New Study on China’s Qing Dynasty Collapse is Going to Leave You in Awe

New Study on China’s Qing Dynasty Collapse is Going to Leave You in Awe

In 1644, the Great Qing, which was ruled by the Manchu people, acquired control of Beijing. By 1760, the Great Qing had achieved its greatest extent in terms of land area. When the year 1820 rolled around, China had the greatest economy in the world, thanks to the imperial dynasty, but difficult times were still to come. A group of researchers has only recently looked into that period of time, and their findings have unearthed a great deal of information! In spite of the great sociopolitical success it enjoyed over a span of two centuries, the Qing dynasty in China was brought to its knees by the year 1912. Long and heated discussions have been had over the factors that led to the fall of the imperial empire. However, this could soon be rectified.

Continue reading below for further details.

Why Did the Qing Dynasty of China Fail to Be Successful?

Employing something known as structural-demographic theory (SDT) to chart the fall of the Qing dynasty, researchers from Shanghai Normal University in China, Osaka University in Japan, the Complexity Science Hub Vienna in Austria, and the Evolution Institute and the University of Washington in the US, succeeded in finding three key factors that triggered the collapse of China’s Qing Dynasty.

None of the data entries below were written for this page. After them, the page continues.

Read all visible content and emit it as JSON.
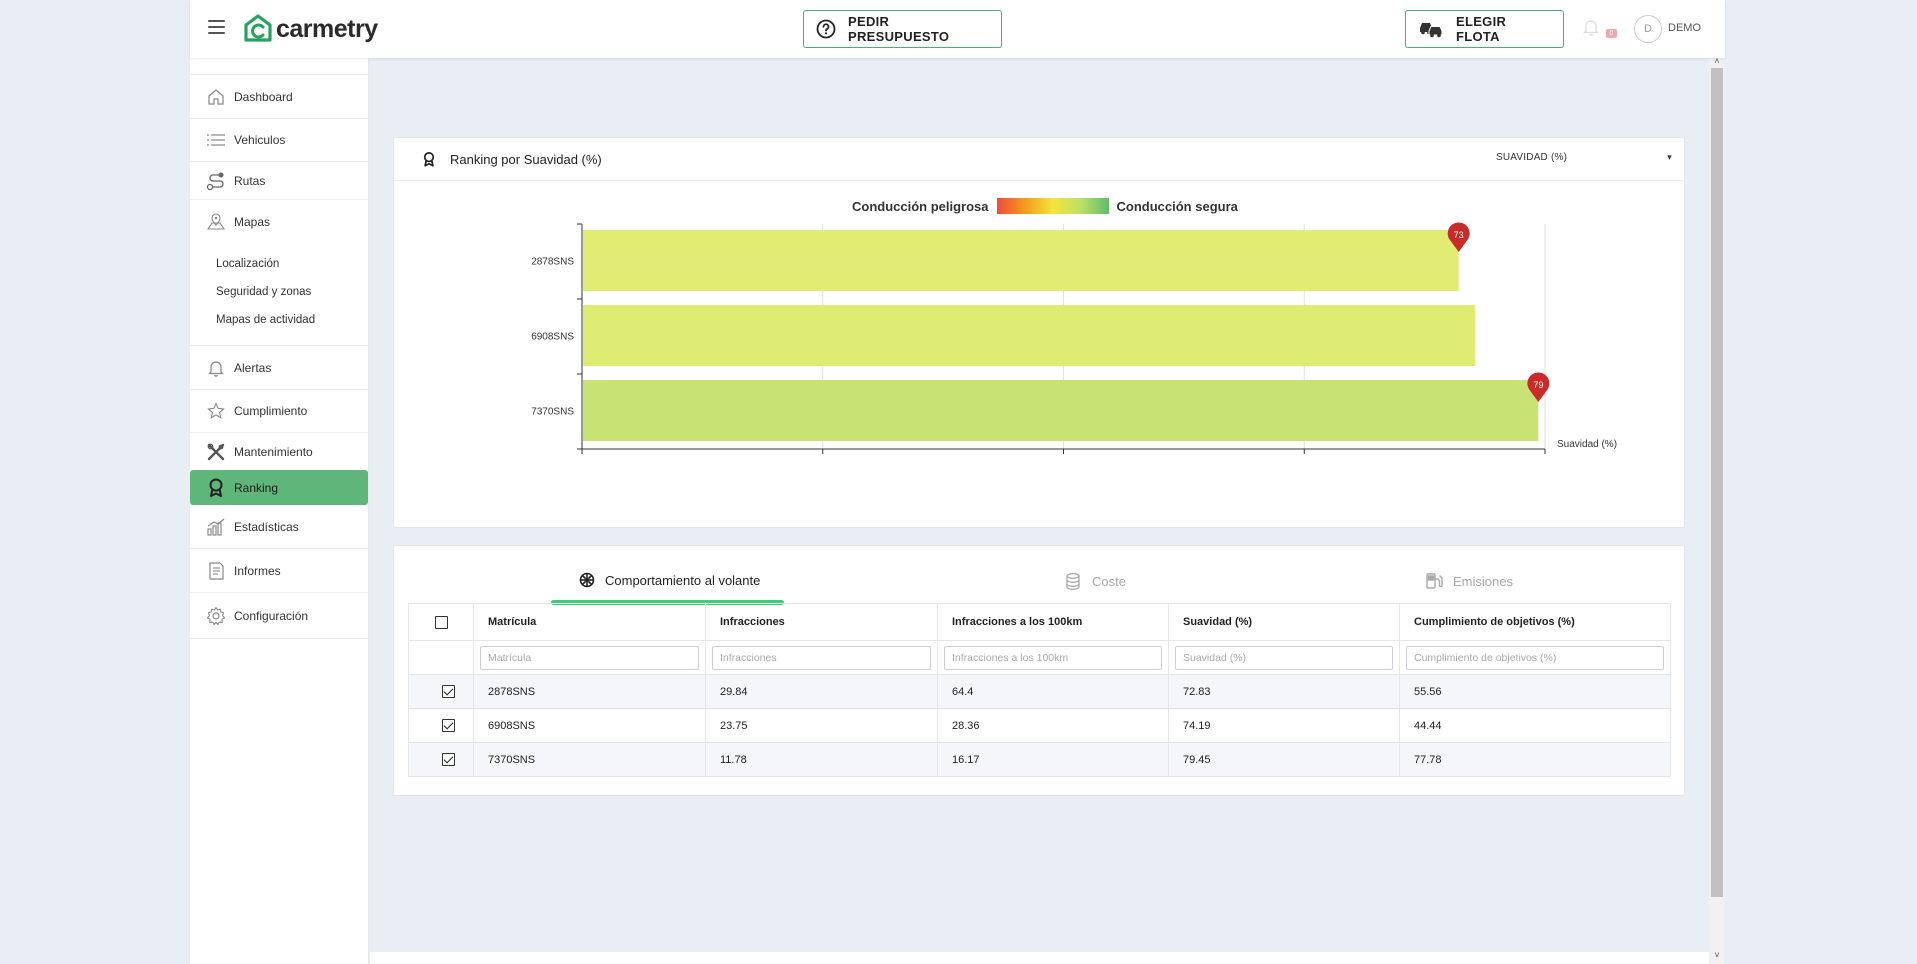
{
  "header": {
    "logo_text": "carmetry",
    "budget_label": "PEDIR PRESUPUESTO",
    "fleet_label": "ELEGIR FLOTA",
    "notification_count": "0",
    "avatar_initial": "D",
    "username": "DEMO"
  },
  "sidebar": {
    "items": [
      {
        "label": "Dashboard",
        "icon": "home-icon"
      },
      {
        "label": "Vehiculos",
        "icon": "list-icon"
      },
      {
        "label": "Rutas",
        "icon": "route-icon"
      },
      {
        "label": "Mapas",
        "icon": "map-icon"
      },
      {
        "label": "Alertas",
        "icon": "bell-icon"
      },
      {
        "label": "Cumplimiento",
        "icon": "star-icon"
      },
      {
        "label": "Mantenimiento",
        "icon": "tools-icon"
      },
      {
        "label": "Ranking",
        "icon": "award-icon"
      },
      {
        "label": "Estadísticas",
        "icon": "stats-icon"
      },
      {
        "label": "Informes",
        "icon": "report-icon"
      },
      {
        "label": "Configuración",
        "icon": "gear-icon"
      }
    ],
    "map_submenu": [
      "Localización",
      "Seguridad y zonas",
      "Mapas de actividad"
    ],
    "active": "Ranking"
  },
  "chart_card": {
    "title": "Ranking por Suavidad (%)",
    "metric_select": "SUAVIDAD (%)",
    "legend_left": "Conducción peligrosa",
    "legend_right": "Conducción segura"
  },
  "chart_data": {
    "type": "bar",
    "orientation": "horizontal",
    "categories": [
      "2878SNS",
      "6908SNS",
      "7370SNS"
    ],
    "values": [
      72.83,
      74.19,
      79.45
    ],
    "markers": [
      {
        "category": "2878SNS",
        "label": "73"
      },
      {
        "category": "7370SNS",
        "label": "79"
      }
    ],
    "xlabel": "Suavidad (%)",
    "xlim": [
      0,
      80
    ],
    "xticks": [
      0,
      20,
      40,
      60,
      80
    ],
    "grid": true,
    "bar_colors": [
      "#e1ec72",
      "#deec72",
      "#c9e274"
    ],
    "marker_color": "#c92a2a"
  },
  "tabs": [
    {
      "label": "Comportamiento al volante",
      "icon": "steering-wheel-icon",
      "active": true
    },
    {
      "label": "Coste",
      "icon": "coins-icon",
      "active": false
    },
    {
      "label": "Emisiones",
      "icon": "fuel-pump-icon",
      "active": false
    }
  ],
  "table": {
    "columns": [
      "Matrícula",
      "Infracciones",
      "Infracciones a los 100km",
      "Suavidad (%)",
      "Cumplimiento de objetivos (%)"
    ],
    "filters": [
      "Matrícula",
      "Infracciones",
      "Infracciones a los 100km",
      "Suavidad (%)",
      "Cumplimiento de objetivos (%)"
    ],
    "rows": [
      [
        "2878SNS",
        "29.84",
        "64.4",
        "72.83",
        "55.56"
      ],
      [
        "6908SNS",
        "23.75",
        "28.36",
        "74.19",
        "44.44"
      ],
      [
        "7370SNS",
        "11.78",
        "16.17",
        "79.45",
        "77.78"
      ]
    ]
  },
  "colors": {
    "accent": "#3fb37a",
    "active_menu": "#5fb67a",
    "tab_underline": "#3dcc77"
  }
}
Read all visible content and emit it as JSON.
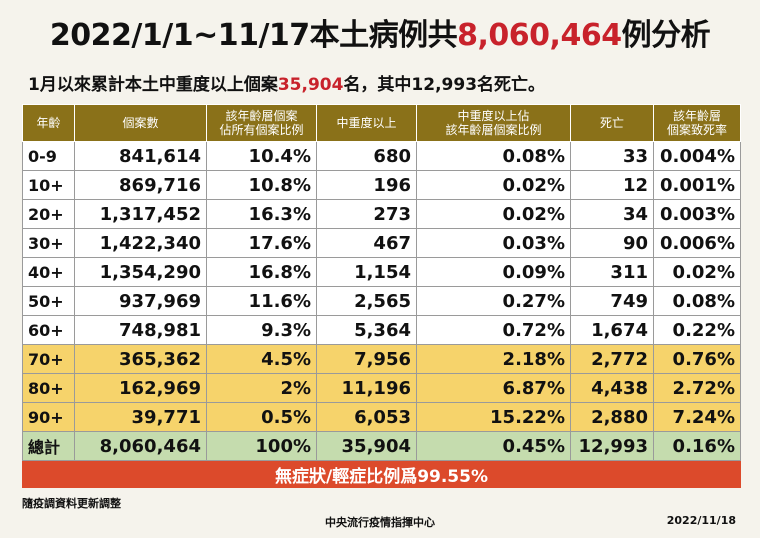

We argue that the four-fold population explosion peaking in the 19th century, the growing competition for a stagnant number of elite positions, and increasing state fiscal stress combined to produce an increasingly disgruntled populace and elite, leading to significant internal rebellions, explain the researchers.

It is most possible that the authorities of the Qing dynasty were well aware of all of these issues, yet they did not respond intelligently or soon enough. The dynasty’s eventual demise was ultimately brought on by a confluence of domestic revolutions and international geopolitical adversaries from the outside. These pressures often manifest themselves over a longer period of time, but governments normally change and develop over a shorter period of time; hence, the tragedy that befell the Qing dynasty may very likely be duplicated in other dynasties throughout the world.

The work may be read in its entirety in the journal PLOS ONE.